Shan dark |
Louve Mathieu |
Louise Canapé |
Tout a commencé au Camp
littéraire de Baie-Comeau qui se consacre aux haïkus. Les trois femmes
souhaitaient se familiariser avec ce petit poème qui en fascine plus d’un.
Francine Chicoine leur a proposé d’écrire un livre pour parler à voix basse,
échanger sur leurs expériences, leur être peut-être.
«Ce projet, nommé
initialement Innu-haïku, a débuté par une première rencontre de travail, en
août 2009. Nous nous sommes alors entendues sur le fait que le projet devait refléter
la culture innue et être empreint d’une saveur typiquement autochtone.» (p.8)
«Je me sens comme le joueur
de teueikan, en communication directe avec le monde des songes. Moi, je capte
des moments privilégiés que je garde précieusement jusqu’à l’éclosion d’une
image qui décrit l’ensorcellement de cet instant, en lien avec ma perception
innue», écrit Jeanne-d’Arc Vollant (Shan dark).
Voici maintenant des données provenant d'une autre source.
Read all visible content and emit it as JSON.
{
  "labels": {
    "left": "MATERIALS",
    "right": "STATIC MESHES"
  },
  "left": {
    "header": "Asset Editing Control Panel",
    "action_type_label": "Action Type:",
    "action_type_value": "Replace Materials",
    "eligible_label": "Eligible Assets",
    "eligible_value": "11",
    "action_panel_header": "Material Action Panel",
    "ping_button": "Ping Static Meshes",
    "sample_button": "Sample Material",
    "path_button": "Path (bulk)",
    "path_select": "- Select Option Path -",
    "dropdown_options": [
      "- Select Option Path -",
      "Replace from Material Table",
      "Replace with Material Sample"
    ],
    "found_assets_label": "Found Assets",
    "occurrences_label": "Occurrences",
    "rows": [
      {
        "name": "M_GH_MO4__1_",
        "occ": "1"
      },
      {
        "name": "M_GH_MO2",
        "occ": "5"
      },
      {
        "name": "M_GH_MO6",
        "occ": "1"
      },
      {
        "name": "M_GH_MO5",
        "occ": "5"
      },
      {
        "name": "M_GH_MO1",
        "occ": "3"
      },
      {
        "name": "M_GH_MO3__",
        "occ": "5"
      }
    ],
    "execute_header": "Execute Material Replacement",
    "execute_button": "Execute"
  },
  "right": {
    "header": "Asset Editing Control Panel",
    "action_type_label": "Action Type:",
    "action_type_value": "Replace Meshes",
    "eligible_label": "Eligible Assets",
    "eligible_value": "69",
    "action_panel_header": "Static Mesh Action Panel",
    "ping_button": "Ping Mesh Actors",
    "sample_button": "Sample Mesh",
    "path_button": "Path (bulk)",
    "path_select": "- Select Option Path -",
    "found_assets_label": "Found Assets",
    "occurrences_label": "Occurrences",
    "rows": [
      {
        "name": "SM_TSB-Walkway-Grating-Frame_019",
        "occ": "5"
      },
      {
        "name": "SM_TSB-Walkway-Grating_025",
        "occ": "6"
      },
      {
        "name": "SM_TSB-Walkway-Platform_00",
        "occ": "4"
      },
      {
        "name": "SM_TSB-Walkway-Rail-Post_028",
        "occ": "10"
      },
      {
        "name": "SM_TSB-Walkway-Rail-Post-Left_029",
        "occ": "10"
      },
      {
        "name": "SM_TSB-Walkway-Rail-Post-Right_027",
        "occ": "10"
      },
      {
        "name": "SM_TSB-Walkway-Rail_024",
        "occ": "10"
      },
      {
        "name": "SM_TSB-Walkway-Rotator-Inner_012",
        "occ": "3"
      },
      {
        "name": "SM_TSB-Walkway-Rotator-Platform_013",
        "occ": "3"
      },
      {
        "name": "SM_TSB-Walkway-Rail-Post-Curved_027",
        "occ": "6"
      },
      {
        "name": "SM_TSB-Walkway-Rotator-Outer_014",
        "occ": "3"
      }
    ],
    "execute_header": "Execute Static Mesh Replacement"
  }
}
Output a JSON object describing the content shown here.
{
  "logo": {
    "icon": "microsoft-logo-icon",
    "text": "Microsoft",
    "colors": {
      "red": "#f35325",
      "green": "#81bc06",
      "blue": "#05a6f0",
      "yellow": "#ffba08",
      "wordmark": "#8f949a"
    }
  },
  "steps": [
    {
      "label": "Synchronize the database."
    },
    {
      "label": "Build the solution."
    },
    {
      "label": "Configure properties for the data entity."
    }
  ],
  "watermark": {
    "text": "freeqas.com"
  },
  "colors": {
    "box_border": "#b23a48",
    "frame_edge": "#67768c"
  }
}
Louve Mathieu réplique dans
un souffle qui laisse pantois. Une blessure de l’être trouve enfin une manière
de se dire.
«C’est ainsi que j’existe,
poings fermés, avec du sang dans la paume à force de serrer les pierres et
d’essayer de me relever en laissant le rouge écrire sur le sable et la page. Ce
sont mes cailloux; c’est ma seule prétention quant à mes propres mots.» (p.80)
Une fenêtre
Un monde s’esquisse, une
fenêtre s’ouvre brusquement pour se refermer aussitôt. Le territoire perdu
hante les haïkus, la condition d’autochtone aussi.
«territoire innu
sous les pylônes d’acier
des plants rabougris» (p.62)
Le pays n’existe plus que
dans les légendes et les contes, la vie nomade s’est réfugiée dans un rêve
imprécis. La réserve enferme avec ce que cela comporte ou encore il y a
peut-être une vie du côté des Blancs en niant son être et son essence.
L’alcool, la drogue, la
désillusion, les espoirs difficiles à garder dans ces lambeaux de territoire
pointent discrètement.
«Premier jour du mois
sur un carré de miroir
deux lignes blanches» (p.66)
«jeune fille assidue
à l’école Uashkaikan
huitième mois de grossesse» (p.35)
Les secrets aussi, l’existence
tordue après des agressions qui ont souillé l’innocence et l’enfance.
«Lit d’enfant
s’agripper aux fleurs du drap
avant la pénétration» (p.102)
Si le spectacle était
intense, bouleversant même, la lecture du recueil «S’agripper aux fleurs» m’a
entraîné dans une réalité autre, un monde que je connais si mal. Que dire de ce
pays dans le pays que nous nous appliquons souvent à nier?
Un geste unique pour ces
femmes, une quête qui permet d’aller au fond de soi pour que l’innommable
s’accroche à des mots. L’une évoquera la culture, les traditions, l’autre sa
condition d’autochtone avec les humiliations qui se multiplient dans la vie de
tous les jours. Et il y a l’intime, la négation de l’être qui perturbe. Les
trois évoquent l’état de ce peuple dépossédé de sa culture et de son territoire.
Le mot s’impose alors avec une force et un poids formidable. «S’agripper aux
fleurs» va à l’essentiel, se tourne vers des voix qui viennent de loin et qu’il
faut écouter. Entendre surtout.
«S’agripper aux fleurs» de Louise Canapé, Louve
Mathieu et Jeanne-d’Arc Vollant (Shan dak) est paru aux Éditions David.